«Jusqu'ici, notre association ne représentait pas grand-chose, mais nous sommes désormais des partenaires crédibles avec lesquels il faudra compter dans la politique de santé», déclare Oscar Matzinger, président de l'Association des médecins assistants et chefs de clinique (ASMAV). Mercredi soir, les médecins en formation réunis en assemblée générale ont réservé un accueil enthousiaste à l'accord conclu entre leurs négociateurs et le Conseil d'Etat, qui met fin à une grève administrative d'un mois et demi (Le Temps d'hier). Tout autant que les améliorations des conditions de travail obtenues, c'est la reconnaissance de leur corporation qui suscite la joie des grévistes.
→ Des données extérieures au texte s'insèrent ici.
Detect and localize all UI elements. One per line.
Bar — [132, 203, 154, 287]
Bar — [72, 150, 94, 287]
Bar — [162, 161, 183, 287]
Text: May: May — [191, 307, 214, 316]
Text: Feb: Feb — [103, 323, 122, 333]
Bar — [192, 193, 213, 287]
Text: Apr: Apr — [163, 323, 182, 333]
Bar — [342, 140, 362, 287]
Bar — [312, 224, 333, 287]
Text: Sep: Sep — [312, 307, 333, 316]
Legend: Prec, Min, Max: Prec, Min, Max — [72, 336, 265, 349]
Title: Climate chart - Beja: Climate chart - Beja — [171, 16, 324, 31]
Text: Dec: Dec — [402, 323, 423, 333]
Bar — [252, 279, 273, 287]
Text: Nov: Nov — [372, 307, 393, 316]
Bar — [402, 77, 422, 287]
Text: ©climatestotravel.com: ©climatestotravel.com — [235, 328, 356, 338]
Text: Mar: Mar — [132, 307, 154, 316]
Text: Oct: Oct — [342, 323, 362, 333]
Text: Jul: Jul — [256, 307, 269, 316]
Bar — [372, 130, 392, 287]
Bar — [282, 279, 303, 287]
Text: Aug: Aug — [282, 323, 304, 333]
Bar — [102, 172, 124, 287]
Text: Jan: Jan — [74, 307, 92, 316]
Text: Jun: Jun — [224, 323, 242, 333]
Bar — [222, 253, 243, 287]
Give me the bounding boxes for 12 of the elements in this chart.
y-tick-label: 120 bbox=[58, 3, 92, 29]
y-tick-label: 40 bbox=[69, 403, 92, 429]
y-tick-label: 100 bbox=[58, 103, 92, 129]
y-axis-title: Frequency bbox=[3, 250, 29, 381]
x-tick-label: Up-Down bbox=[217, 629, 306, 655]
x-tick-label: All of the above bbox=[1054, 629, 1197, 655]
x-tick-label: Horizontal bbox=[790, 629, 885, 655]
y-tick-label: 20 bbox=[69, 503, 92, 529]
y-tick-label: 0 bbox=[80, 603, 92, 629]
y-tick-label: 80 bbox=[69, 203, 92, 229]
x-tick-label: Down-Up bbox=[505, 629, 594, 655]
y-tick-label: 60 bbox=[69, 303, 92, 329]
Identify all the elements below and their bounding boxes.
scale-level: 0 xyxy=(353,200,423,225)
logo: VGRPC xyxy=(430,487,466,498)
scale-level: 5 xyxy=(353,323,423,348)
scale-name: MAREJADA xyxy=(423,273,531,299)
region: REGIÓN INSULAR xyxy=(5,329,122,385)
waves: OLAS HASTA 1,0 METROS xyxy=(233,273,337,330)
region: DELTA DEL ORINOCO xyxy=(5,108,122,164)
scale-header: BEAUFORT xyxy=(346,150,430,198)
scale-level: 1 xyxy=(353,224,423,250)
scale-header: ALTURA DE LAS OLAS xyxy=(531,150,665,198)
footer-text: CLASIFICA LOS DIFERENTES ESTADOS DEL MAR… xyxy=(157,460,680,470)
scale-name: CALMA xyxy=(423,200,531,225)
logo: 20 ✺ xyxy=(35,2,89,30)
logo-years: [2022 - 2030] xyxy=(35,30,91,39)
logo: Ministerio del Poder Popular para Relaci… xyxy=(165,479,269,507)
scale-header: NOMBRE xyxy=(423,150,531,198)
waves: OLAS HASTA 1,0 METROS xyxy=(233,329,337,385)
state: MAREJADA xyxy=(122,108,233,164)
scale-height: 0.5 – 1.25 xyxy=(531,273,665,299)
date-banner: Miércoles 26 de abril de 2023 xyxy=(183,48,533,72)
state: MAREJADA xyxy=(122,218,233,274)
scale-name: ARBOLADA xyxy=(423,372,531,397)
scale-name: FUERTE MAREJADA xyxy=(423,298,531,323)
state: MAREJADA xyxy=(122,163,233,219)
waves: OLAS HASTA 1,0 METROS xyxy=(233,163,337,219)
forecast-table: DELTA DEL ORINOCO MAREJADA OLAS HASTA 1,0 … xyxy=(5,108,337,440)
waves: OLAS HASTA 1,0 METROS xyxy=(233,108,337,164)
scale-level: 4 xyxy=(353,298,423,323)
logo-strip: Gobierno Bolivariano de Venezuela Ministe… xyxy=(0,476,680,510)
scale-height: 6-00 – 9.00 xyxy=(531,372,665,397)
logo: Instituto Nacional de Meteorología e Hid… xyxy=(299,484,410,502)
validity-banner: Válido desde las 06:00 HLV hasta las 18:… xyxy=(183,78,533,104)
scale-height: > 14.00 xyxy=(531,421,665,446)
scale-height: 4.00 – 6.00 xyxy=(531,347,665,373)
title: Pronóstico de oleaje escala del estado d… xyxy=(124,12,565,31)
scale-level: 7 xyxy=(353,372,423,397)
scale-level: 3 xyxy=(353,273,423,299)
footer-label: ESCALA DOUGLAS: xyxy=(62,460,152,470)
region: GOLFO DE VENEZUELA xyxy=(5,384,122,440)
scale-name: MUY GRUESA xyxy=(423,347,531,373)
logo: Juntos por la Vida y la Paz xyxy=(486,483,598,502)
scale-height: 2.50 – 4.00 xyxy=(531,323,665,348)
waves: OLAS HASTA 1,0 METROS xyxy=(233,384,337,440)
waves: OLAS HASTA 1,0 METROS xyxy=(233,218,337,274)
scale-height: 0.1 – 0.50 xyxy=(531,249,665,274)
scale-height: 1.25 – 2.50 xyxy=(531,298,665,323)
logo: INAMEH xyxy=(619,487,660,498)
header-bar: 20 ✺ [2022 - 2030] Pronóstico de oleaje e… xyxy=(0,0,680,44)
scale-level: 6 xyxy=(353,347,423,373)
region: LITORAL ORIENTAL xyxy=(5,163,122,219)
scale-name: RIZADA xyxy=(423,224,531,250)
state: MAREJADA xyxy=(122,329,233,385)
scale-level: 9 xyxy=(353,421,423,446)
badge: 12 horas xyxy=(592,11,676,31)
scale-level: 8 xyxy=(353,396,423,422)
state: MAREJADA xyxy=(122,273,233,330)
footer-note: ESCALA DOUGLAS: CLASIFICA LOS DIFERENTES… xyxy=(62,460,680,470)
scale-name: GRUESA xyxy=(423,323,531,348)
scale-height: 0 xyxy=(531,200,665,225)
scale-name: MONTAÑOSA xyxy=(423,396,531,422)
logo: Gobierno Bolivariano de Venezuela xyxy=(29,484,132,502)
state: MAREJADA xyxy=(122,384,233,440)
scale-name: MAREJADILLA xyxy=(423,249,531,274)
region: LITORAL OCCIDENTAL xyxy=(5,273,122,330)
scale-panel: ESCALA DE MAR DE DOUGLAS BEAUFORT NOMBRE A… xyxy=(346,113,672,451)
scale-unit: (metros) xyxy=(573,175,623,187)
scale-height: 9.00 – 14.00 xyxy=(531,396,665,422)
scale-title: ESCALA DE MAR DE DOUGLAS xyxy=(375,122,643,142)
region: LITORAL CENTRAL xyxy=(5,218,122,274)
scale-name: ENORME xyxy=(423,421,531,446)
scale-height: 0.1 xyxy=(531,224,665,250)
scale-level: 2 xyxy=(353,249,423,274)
L'accord conclu la semaine dernière prévoit l'instauration d'une commission paritaire ASMAV-Etat de Vaud pour la mise en œuvre et le suivi des nouvelles dispositions. Il existe donc désormais un cadre spécifique et durable pour les relations directes entre le canton et les 800 médecins en formation, alors qu'il fallait précédemment passer par l'intermédiaire des commissions des hôpitaux. Ce cadre devrait garantir la bonne application de l'accord par les chefs de service, souligne Oscar Matzinger.

Par ailleurs les médecins assistants siégeront désormais dans la Commission cantonale de politique sanitaire, aux côtés des autres acteurs de la santé que sont les médecins privés, les hôpitaux, les assureurs, les EMS, etc. Cette ouverture, qui avait été obtenue avant la grève (celle-ci a servi à faire aboutir des négociations déjà en cours, non à les déclencher), est considérée comme importante par les nouveaux invités. Cette instance consultative est le passage obligé pour tous les projets importants de la politique sanitaire, et les assistants entendent y faire entendre activement leur point de vue.

«Il fallait nouer une nouvelle relation, trouver une nouvelle place pour ce corps de métier», déclare de son côté Charles-Louis Rochat, le patron de la Santé publique. Le conseiller d'Etat libéral se félicite d'un accord qui a permis de retrouver la paix sans toucher au budget 2003 et qui inclut, par le biais providentiel d'un fonds dont peu de gens connaissaient l'existence, une participation des médecins assistants au financement du 13e salaire complet qui leur a finalement été concédé. Mais il prétend que «les mêmes résultats auraient pu être obtenus sans la grève», et rappelle aux désormais ex-grévistes que «les médecins assistants de 2002 sont les médecins chefs de 2006 et les professeurs de 2010».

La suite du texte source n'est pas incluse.